Reputation: 39874
I've already checked out the question Deleting duplicate records using a temporary table and it doesn't quite go far enough to assist me with this question:
I have a table of approximately 200,000 address locations hosted on a SQL 2000 Server. This table has a huge problem with duplicate data in the table caused by invalid input from various parties over the years. I need to output a list of duplicate records so I can begin the long process of cleaning them up.

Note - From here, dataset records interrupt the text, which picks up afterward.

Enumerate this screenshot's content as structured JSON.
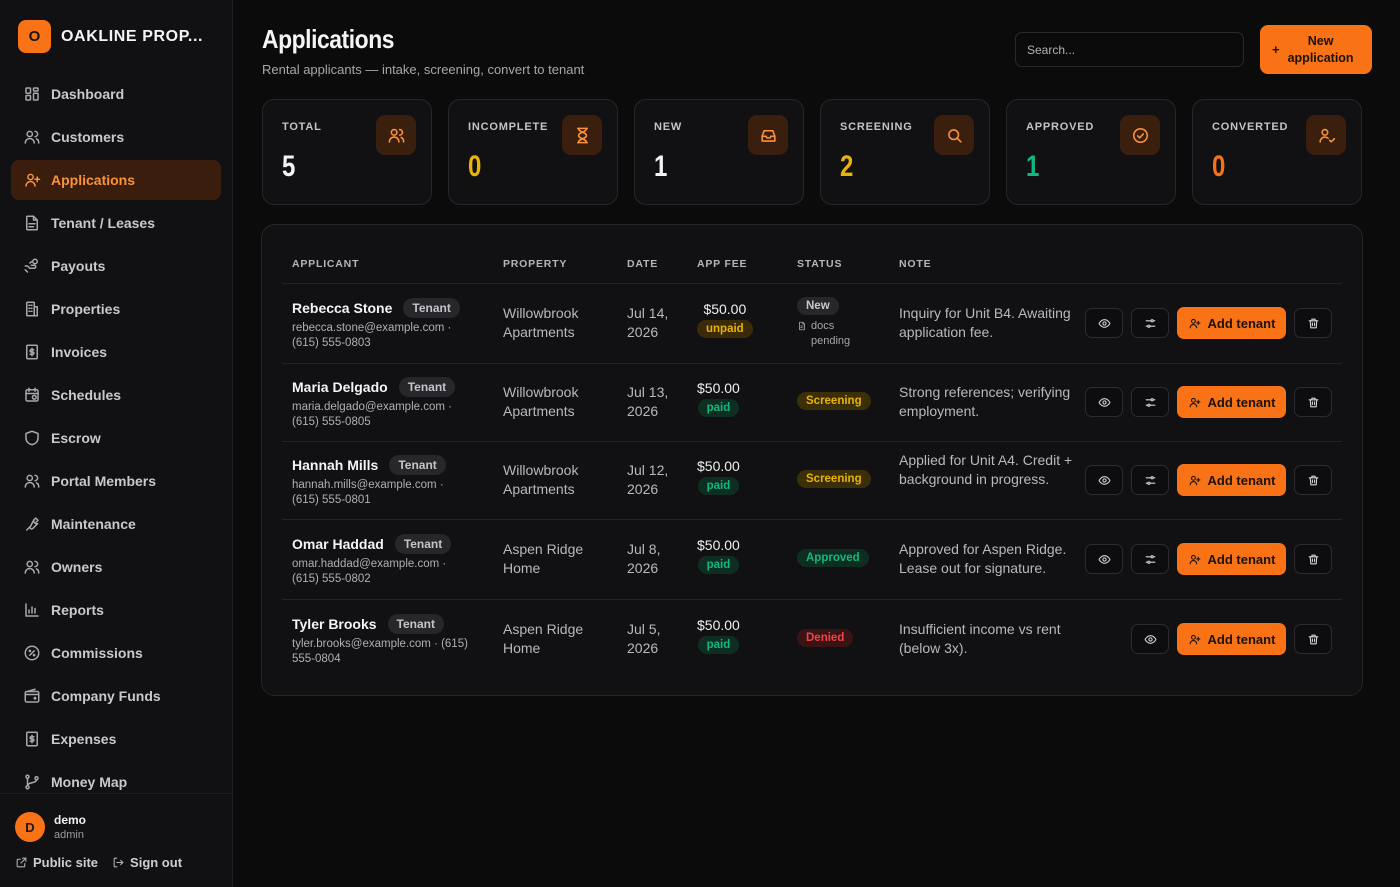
{
  "brand": {
    "logo_letter": "O",
    "name": "OAKLINE PROP..."
  },
  "sidebar": {
    "items": [
      {
        "label": "Dashboard",
        "icon": "dashboard-icon"
      },
      {
        "label": "Customers",
        "icon": "users-icon"
      },
      {
        "label": "Applications",
        "icon": "user-plus-icon",
        "active": true
      },
      {
        "label": "Tenant / Leases",
        "icon": "document-icon"
      },
      {
        "label": "Payouts",
        "icon": "payout-icon"
      },
      {
        "label": "Properties",
        "icon": "building-icon"
      },
      {
        "label": "Invoices",
        "icon": "invoice-icon"
      },
      {
        "label": "Schedules",
        "icon": "calendar-icon"
      },
      {
        "label": "Escrow",
        "icon": "shield-icon"
      },
      {
        "label": "Portal Members",
        "icon": "users-icon"
      },
      {
        "label": "Maintenance",
        "icon": "wrench-icon"
      },
      {
        "label": "Owners",
        "icon": "users-icon"
      },
      {
        "label": "Reports",
        "icon": "bar-chart-icon"
      },
      {
        "label": "Commissions",
        "icon": "percent-icon"
      },
      {
        "label": "Company Funds",
        "icon": "wallet-icon"
      },
      {
        "label": "Expenses",
        "icon": "receipt-icon"
      },
      {
        "label": "Money Map",
        "icon": "branch-icon"
      }
    ],
    "user": {
      "initial": "D",
      "name": "demo",
      "role": "admin"
    },
    "public_site": "Public site",
    "sign_out": "Sign out"
  },
  "header": {
    "title": "Applications",
    "subtitle": "Rental applicants — intake, screening, convert to tenant",
    "search_placeholder": "Search...",
    "new_button_plus": "+",
    "new_button": "New application"
  },
  "stats": [
    {
      "label": "TOTAL",
      "value": "5",
      "color": "#f4f4f5",
      "icon": "users-icon"
    },
    {
      "label": "INCOMPLETE",
      "value": "0",
      "color": "#eab308",
      "icon": "hourglass-icon"
    },
    {
      "label": "NEW",
      "value": "1",
      "color": "#f4f4f5",
      "icon": "inbox-icon"
    },
    {
      "label": "SCREENING",
      "value": "2",
      "color": "#eab308",
      "icon": "search-icon"
    },
    {
      "label": "APPROVED",
      "value": "1",
      "color": "#10b981",
      "icon": "check-circle-icon"
    },
    {
      "label": "CONVERTED",
      "value": "0",
      "color": "#f97316",
      "icon": "user-check-icon"
    }
  ],
  "table": {
    "columns": [
      "APPLICANT",
      "PROPERTY",
      "DATE",
      "APP FEE",
      "STATUS",
      "NOTE"
    ],
    "add_label": "Add tenant",
    "rows": [
      {
        "name": "Rebecca Stone",
        "tag": "Tenant",
        "contact": "rebecca.stone@example.com · (615) 555-0803",
        "property": "Willowbrook Apartments",
        "date": "Jul 14, 2026",
        "fee": "$50.00",
        "fee_status": "unpaid",
        "status": "New",
        "status_kind": "new",
        "status_note": "docs pending",
        "note": "Inquiry for Unit B4. Awaiting application fee.",
        "has_view": true
      },
      {
        "name": "Maria Delgado",
        "tag": "Tenant",
        "contact": "maria.delgado@example.com · (615) 555-0805",
        "property": "Willowbrook Apartments",
        "date": "Jul 13, 2026",
        "fee": "$50.00",
        "fee_status": "paid",
        "status": "Screening",
        "status_kind": "screen",
        "status_note": "",
        "note": "Strong references; verifying employment.",
        "has_view": true
      },
      {
        "name": "Hannah Mills",
        "tag": "Tenant",
        "contact": "hannah.mills@example.com · (615) 555-0801",
        "property": "Willowbrook Apartments",
        "date": "Jul 12, 2026",
        "fee": "$50.00",
        "fee_status": "paid",
        "status": "Screening",
        "status_kind": "screen",
        "status_note": "",
        "note": "Applied for Unit A4. Credit + background in progress.",
        "has_view": true
      },
      {
        "name": "Omar Haddad",
        "tag": "Tenant",
        "contact": "omar.haddad@example.com · (615) 555-0802",
        "property": "Aspen Ridge Home",
        "date": "Jul 8, 2026",
        "fee": "$50.00",
        "fee_status": "paid",
        "status": "Approved",
        "status_kind": "approved",
        "status_note": "",
        "note": "Approved for Aspen Ridge. Lease out for signature.",
        "has_view": true
      },
      {
        "name": "Tyler Brooks",
        "tag": "Tenant",
        "contact": "tyler.brooks@example.com · (615) 555-0804",
        "property": "Aspen Ridge Home",
        "date": "Jul 5, 2026",
        "fee": "$50.00",
        "fee_status": "paid",
        "status": "Denied",
        "status_kind": "denied",
        "status_note": "",
        "note": "Insufficient income vs rent (below 3x).",
        "has_view": false
      }
    ]
  },
  "colors": {
    "accent": "#f97316",
    "background": "#0b0b0c",
    "panel": "#111113"
  }
}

So consider the following table structure:
Table Company(
CompanyId NVarChar(10) Not Null Constraint PK_Locations Primary Key,
CompanyName NVarChar(30),
CompanyAddress NVarChar(30),
CompanyCity NVarchar(30),
CompanyState Char(2),
CompanyZip NVarChar(10),
DateCreated DateTime,
LastModified DateTime,
LastModifiedUser NVarChar(64)
)
For the first parse I'm not even going to worry about typos and variations of spelling yet which is going to be a greater nightmare down the road that I haven't even got the first clue about solving yet.
So for this part a record is considered to be duplicate when multiple records match on the following conditions:
(CompanyName Or CompanyAddress) And CompanyCity And CompanyState
Zip is excluded because so many of the locations are missing zip/postal codes and so many are entered incorrectly that it just makes for a far less accurate report if I include them.

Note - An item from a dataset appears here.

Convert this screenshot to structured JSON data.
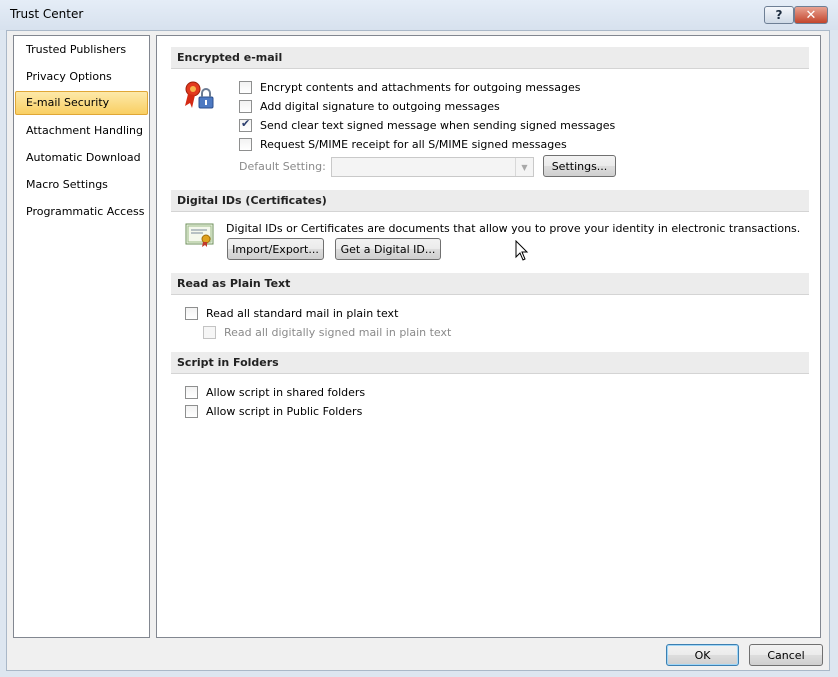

I realize that there may legitimately be multiple locations for a company within a single city/state [for instance McDonalds, just off the top of my head], and there may legitimately be multple companies at a single address within a city and state [for instance inside a shopping mall or office building], but for now we will consider that these at least warrant some level of human attention and will include them in the report.
Matches on single fields are a piece of cake, but I'm coming unstuck when I get to multiple fields, especially when some are conditional.
Upvotes: 0
Views: 5442
Reputation: 425863
WITH q AS (
SELECT Company.*,
ROW_NUMBER() OVER (PARTITION BY CompanyState, CompanyCity, CompanyName ORDER BY CompanyID) AS rnName,
ROW_NUMBER() OVER (PARTITION BY CompanyState, CompanyCity, CompanyAddress ORDER BY CompanyID) AS rnAddress
FROM Company
)
SELECT *
WHERE rnName > 1 OR rnAddress > 1
Note, though, that if your data will look like this:
CompanyID CompanyName CompanyAddress
--------- ----------- --------------
1 McDonalds Avenue 1
2 McDonalds Avenue 2
3 Starbucks Avenue 2
, then both records 2
and 3
will be deleted (which is what you requested but probably not what you wanted)
If you just want to list all rows having duplicates, then issue:
SELECT *
FROM Company co
WHERE EXISTS
(
SELECT 1
FROM Company cn
WHERE cn.CompanyState = co.CompanyState
AND cn.CompanyCity = co.CompanyCity
AND cn.CompanyName = co.CompanyName
AND cn.CompanyID <> co.CompanyID
)
OR EXISTS
(
SELECT 1
FROM Company ca
WHERE ca.CompanyState = co.CompanyState
AND ca.CompanyCity = co.CompanyCity
AND ca.CompanyAddress = co.CompanyAddress
AND ca.CompanyID <> co.CompanyID
)
This will work in SQL Server 2000
too.
Having indexes on (CompanyState, CompanyCity, CompanyName)
and (CompanyState, CompanyCity, CompanyAddress)
will greatly improve this query.
Upvotes: 2
Reputation: 3226
Try something like this...
Select field1, field2, ... etc, count(*)
FROM Company,
GROUP BY field1, field2, ...
HAVING count(*) > 1
This should show you what is duplicated.
Upvotes: 0
Reputation: 47402
SELECT
C1.CompanyID,
C2.CompanyID
FROM
Company C1
INNER JOIN Company C2 ON
(C2.CompanyName = C1.CompanyName OR C2.CompanyAddress = C1.CompanyAddress) AND
C2.CompanyCity = C1.CompanyCity AND
C2.CompanyState = C2.CompanyState AND
C2.CompanyID > C1.CompanyID
If you have three or more matches then they will appear multiple times in the list. There are various ways to handle that depending on what exactly you want to get back from the query.
I would also strongly suggest that you look into better front-end coding to restrict how addresses are getting into your system as well as user training.
Upvotes: 0